There is also pressure from within queer/trans communities. Reuters reported detransitioners being told to “shut up” and even receiving death threats. That will obviously discourage people from saying: “Actually, this was wrong for me.” https://www.reuters.com/investigates/special-report/usa-transyouth-outcomes/]
A survey of detransitioners found only 13% got help from LGBT organisations during detransition, compared with 51% who had support while transitioning. Over half said they did not feel supported during detransition. Their common reasons included realising the dysphoria was about other issues, health concerns, and transition not relieving the distress. https://segm.org/first_large_study_of_detransitioners]

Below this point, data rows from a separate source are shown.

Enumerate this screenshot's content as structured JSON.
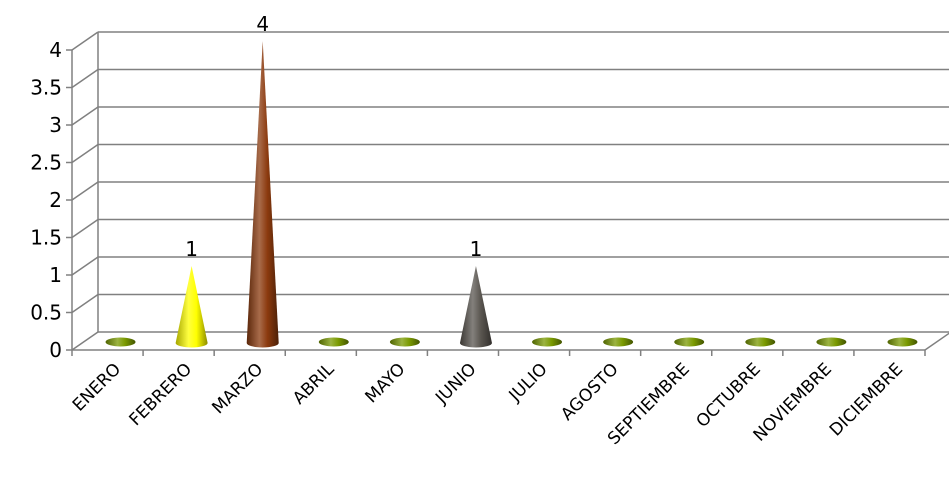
{
  "chart_data": {
    "type": "bar",
    "style": "3d-cone",
    "categories": [
      "ENERO",
      "FEBRERO",
      "MARZO",
      "ABRIL",
      "MAYO",
      "JUNIO",
      "JULIO",
      "AGOSTO",
      "SEPTIEMBRE",
      "OCTUBRE",
      "NOVIEMBRE",
      "DICIEMBRE"
    ],
    "values": [
      0,
      1,
      4,
      0,
      0,
      1,
      0,
      0,
      0,
      0,
      0,
      0
    ],
    "data_labels": [
      "",
      "1",
      "4",
      "",
      "",
      "1",
      "",
      "",
      "",
      "",
      "",
      ""
    ],
    "colors": [
      "#7a9a01",
      "#ffff00",
      "#8b3a0e",
      "#7a9a01",
      "#7a9a01",
      "#5a5650",
      "#7a9a01",
      "#7a9a01",
      "#7a9a01",
      "#7a9a01",
      "#7a9a01",
      "#7a9a01"
    ],
    "yticks": [
      "0",
      "0.5",
      "1",
      "1.5",
      "2",
      "2.5",
      "3",
      "3.5",
      "4"
    ],
    "ylim": [
      0,
      4
    ],
    "grid": true,
    "title": "",
    "xlabel": "",
    "ylabel": "",
    "gridline_color": "#808080"
  }
}
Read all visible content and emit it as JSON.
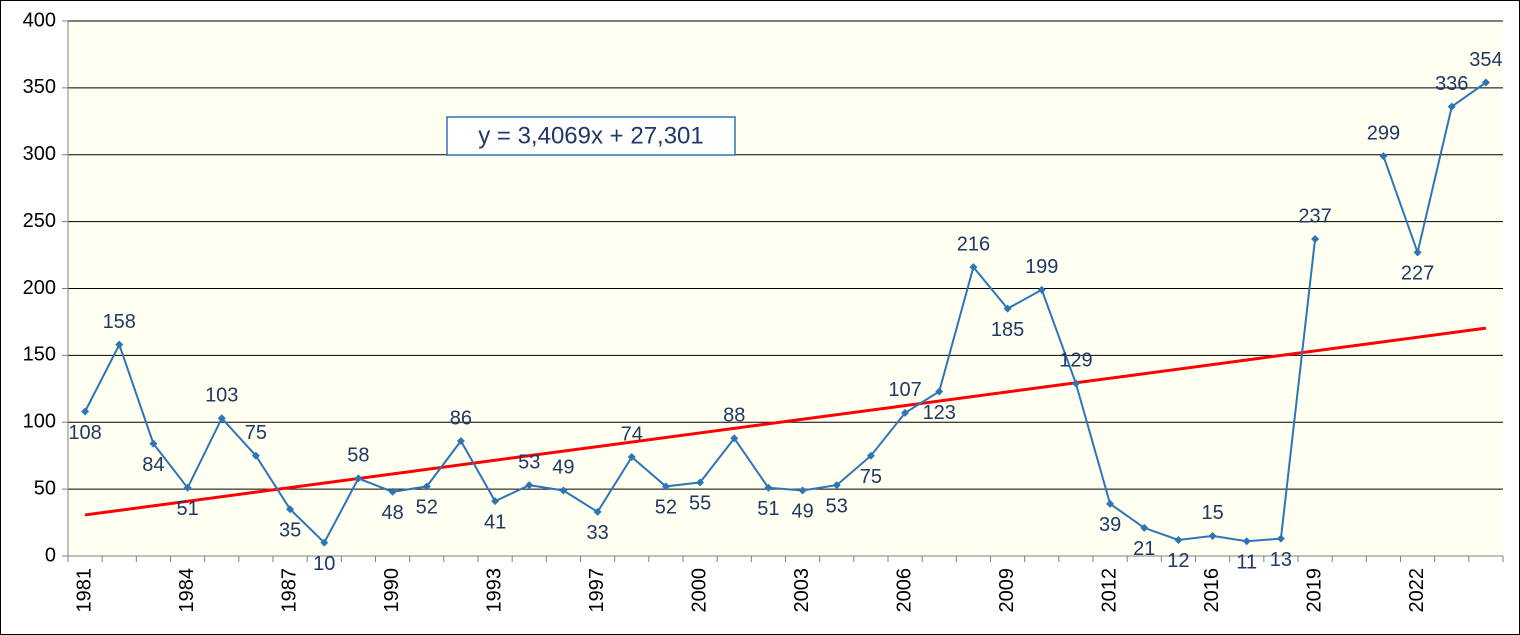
{
  "chart_data": {
    "type": "line",
    "categories": [
      "1981",
      null,
      null,
      "1984",
      null,
      null,
      "1987",
      null,
      null,
      "1990",
      null,
      null,
      "1993",
      null,
      null,
      "1997",
      null,
      null,
      "2000",
      null,
      null,
      "2003",
      null,
      null,
      "2006",
      null,
      null,
      "2009",
      null,
      null,
      "2012",
      null,
      null,
      "2016",
      null,
      null,
      "2019",
      null,
      null,
      "2022",
      null,
      null
    ],
    "values": [
      108,
      158,
      84,
      51,
      103,
      75,
      35,
      10,
      58,
      48,
      52,
      86,
      41,
      53,
      49,
      33,
      74,
      52,
      55,
      88,
      51,
      49,
      53,
      75,
      107,
      123,
      216,
      185,
      199,
      129,
      39,
      21,
      12,
      15,
      11,
      13,
      237,
      null,
      299,
      227,
      336,
      354
    ],
    "color": "#2e75b6",
    "trendline": {
      "slope": 3.4069,
      "intercept": 27.301,
      "label": "y = 3,4069x + 27,301",
      "color": "#ff0000"
    },
    "ylim": [
      0,
      400
    ],
    "yticks": [
      0,
      50,
      100,
      150,
      200,
      250,
      300,
      350,
      400
    ],
    "grid": true
  }
}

A JAMA Network Open qualitative study also found people discontinuing or reversing treatment often disengaged from care, avoided clinicians because of shame or anticipated stigma, and described lack of follow-up from clinics as a consistent theme. https://pmc.ncbi.nlm.nih.gov/articles/PMC9315415/]
So no, I don’t think we can honestly say detransition is vanishingly rare. We can say the true rate is uncertain, and probably under-reported because of poor follow-up, bad definitions, social shame, community pressure, and the fact that many people who stop identifying as trans no longer appear in “trans” datasets at all.
That is why I think the sane position is exploratory, whole-person therapy. Not “you are definitely trans”, and not “you are definitely not trans”, but proper therapy that looks at autism, trauma, sexuality, puberty, family dynamics, anxiety, depression, social influence, body image and everything else before anyone gets pushed down a path they may later struggle to leave. Somethign this bill - prevents - do you see?